So why should you care? First, did you know that weather radars are wonderful tools for seeing wildfires? That weather radars can spot exploding wildfires at an early stage, helping to provide warnings to firefighters so they can get out of the way? That the smoke plumes are prominent on National Weather Service radars?
Let me show you some examples. Here is a view from the Spokane radar of some fires over the Okanogan at 7:02 PM on August 28th.
or how about the impressive plume from the Canyon Creek fire near Mt. Adams? You see the colored area stretching towards the NE? That is a smoke plume from the fire.
The closer the fire, the better it shows on radars, and my experience is that it doesn't take a big fire to be seen if the radar is close. Weather radars scan frequently, roughly once every 5 minutes, so a rapid update is possible.
Imagine how helpful it would be if there were a few additional radars near the eastern slopes of the Cascades that would paint out fire positions and evolution in real time. A potential life saver.
Wildfires show up well in weather radar
The eastern slopes of the Cascades may be a generally dry area, but they DO get very heavy thunderstorms, with torrential rains, mudslides, debris flows, and flooding. Right now such events are hard to see on current radars because the beam is so high over the region (10,000 ft and more).
And then there is agriculture...the massive agriculture of the eastern slopes of the Cascades, with apples, grapes, hops, and many other crops worth billions of dollars per year. Local weather radars would help provide accurate distributions of precipitation, warn of impending heavy rain, guide planting and spraying.
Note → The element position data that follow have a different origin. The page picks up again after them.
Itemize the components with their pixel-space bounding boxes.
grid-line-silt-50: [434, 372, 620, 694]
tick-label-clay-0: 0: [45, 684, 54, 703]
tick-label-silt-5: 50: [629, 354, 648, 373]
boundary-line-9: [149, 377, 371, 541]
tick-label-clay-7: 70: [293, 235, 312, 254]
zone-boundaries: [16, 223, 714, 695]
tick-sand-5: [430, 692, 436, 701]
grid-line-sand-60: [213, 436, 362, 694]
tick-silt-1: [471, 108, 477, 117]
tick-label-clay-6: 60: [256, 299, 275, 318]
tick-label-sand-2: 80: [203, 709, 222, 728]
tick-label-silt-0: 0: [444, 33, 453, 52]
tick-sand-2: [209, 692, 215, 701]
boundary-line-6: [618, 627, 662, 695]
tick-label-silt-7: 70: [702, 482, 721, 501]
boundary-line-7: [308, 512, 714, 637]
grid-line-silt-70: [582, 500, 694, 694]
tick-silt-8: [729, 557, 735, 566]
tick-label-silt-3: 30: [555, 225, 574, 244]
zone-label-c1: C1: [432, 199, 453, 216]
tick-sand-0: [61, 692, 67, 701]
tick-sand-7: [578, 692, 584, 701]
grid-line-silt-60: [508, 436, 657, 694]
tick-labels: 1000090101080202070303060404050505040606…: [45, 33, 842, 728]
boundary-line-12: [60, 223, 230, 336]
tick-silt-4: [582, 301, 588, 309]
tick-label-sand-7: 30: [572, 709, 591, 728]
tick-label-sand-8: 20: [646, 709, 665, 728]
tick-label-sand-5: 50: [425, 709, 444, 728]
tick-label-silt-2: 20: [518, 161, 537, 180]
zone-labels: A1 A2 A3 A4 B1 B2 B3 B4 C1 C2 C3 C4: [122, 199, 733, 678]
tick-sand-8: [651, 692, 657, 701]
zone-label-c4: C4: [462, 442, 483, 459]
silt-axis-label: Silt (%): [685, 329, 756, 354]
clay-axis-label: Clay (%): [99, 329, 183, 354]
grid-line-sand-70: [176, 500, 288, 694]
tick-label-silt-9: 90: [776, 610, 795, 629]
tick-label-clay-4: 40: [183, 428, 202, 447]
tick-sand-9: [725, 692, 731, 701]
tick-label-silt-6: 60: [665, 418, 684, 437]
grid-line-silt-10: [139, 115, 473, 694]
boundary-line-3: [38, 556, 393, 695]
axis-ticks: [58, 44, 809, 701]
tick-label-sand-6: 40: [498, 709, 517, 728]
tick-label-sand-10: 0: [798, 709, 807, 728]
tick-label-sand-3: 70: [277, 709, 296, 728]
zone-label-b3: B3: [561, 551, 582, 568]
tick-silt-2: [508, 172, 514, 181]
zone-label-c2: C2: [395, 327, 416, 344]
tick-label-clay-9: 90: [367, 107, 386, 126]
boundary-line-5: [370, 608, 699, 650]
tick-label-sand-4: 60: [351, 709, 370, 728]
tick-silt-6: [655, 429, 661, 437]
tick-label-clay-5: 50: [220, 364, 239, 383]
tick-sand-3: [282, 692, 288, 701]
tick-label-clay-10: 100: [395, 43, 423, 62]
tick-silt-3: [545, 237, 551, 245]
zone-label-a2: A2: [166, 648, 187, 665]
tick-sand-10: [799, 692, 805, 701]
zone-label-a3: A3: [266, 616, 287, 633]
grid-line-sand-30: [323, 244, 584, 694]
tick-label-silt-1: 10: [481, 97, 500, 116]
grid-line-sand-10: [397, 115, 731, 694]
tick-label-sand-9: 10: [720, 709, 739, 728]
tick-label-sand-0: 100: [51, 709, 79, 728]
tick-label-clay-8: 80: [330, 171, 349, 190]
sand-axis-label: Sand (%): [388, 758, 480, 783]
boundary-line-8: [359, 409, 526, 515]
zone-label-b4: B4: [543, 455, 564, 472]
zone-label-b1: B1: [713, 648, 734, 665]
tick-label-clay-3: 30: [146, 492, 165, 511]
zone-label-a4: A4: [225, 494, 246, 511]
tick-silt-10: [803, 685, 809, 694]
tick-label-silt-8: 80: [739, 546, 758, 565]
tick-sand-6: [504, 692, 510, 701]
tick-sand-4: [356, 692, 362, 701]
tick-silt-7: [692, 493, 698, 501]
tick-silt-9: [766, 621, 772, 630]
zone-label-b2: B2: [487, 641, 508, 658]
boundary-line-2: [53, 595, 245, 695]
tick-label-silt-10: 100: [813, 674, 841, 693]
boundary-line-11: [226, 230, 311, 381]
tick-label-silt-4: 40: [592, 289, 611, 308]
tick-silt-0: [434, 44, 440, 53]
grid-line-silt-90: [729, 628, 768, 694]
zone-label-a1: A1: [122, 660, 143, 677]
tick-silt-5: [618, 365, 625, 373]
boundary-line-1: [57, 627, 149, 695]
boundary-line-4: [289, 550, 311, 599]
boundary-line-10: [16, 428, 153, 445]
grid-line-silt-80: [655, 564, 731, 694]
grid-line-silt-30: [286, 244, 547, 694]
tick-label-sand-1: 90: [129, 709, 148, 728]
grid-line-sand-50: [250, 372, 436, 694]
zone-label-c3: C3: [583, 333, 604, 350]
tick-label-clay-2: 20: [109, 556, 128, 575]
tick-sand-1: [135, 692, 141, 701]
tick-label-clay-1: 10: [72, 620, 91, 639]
And then there is value of having the weather radar to guide folks in Yakima, Ellensburg, Wenatchee, and Omak in their daily lives. To know when showers are approaching so they can get that visit to the park in, that bike ride, or whatever. Folks on the western side have good coverage, why shouldn't those to the east of the Cascade crest enjoy the same benefits?
So how can the radar gap be fixed? We need more radars! The radars acquired for the eastern slopes do not have to be as expensive as those on the West, since heavy precipitation is not as extensive (bigger radars can handle attenuation of the radar beam better). So more modest "C Band" radars would be appropriate. I suspect two would do the job for the eastern slopes of the Cascades. TV stations buy these radars all the time (including KING-5 and KCPQ in Seattle a few decades ago), so they are not that expensive. Last time I priced them the cost was about a million a piece.
An eastern Washington group is starting to work on this project, including meteorologists at the Spokane National Weather Service office , representativesof Chelan County Public Works and Kittitas County, and local agricultural interests.
In the end it will take the intervention of Senators Maria Cantwell and Patty Murray, local congressional folks, the Governor, or others with access to resources to make this happen. Perhaps the Secretary of the Interior, Sally Jewel, a long-time Northwestener who surely knows the issue, could help.
Enhanced weather radar coverage over the eastern slopes will rapidly pay back the modest cost of its acquisition and maintenance, and I believe save lives of wildland firefighers and others. Hopefully, we can make this happen.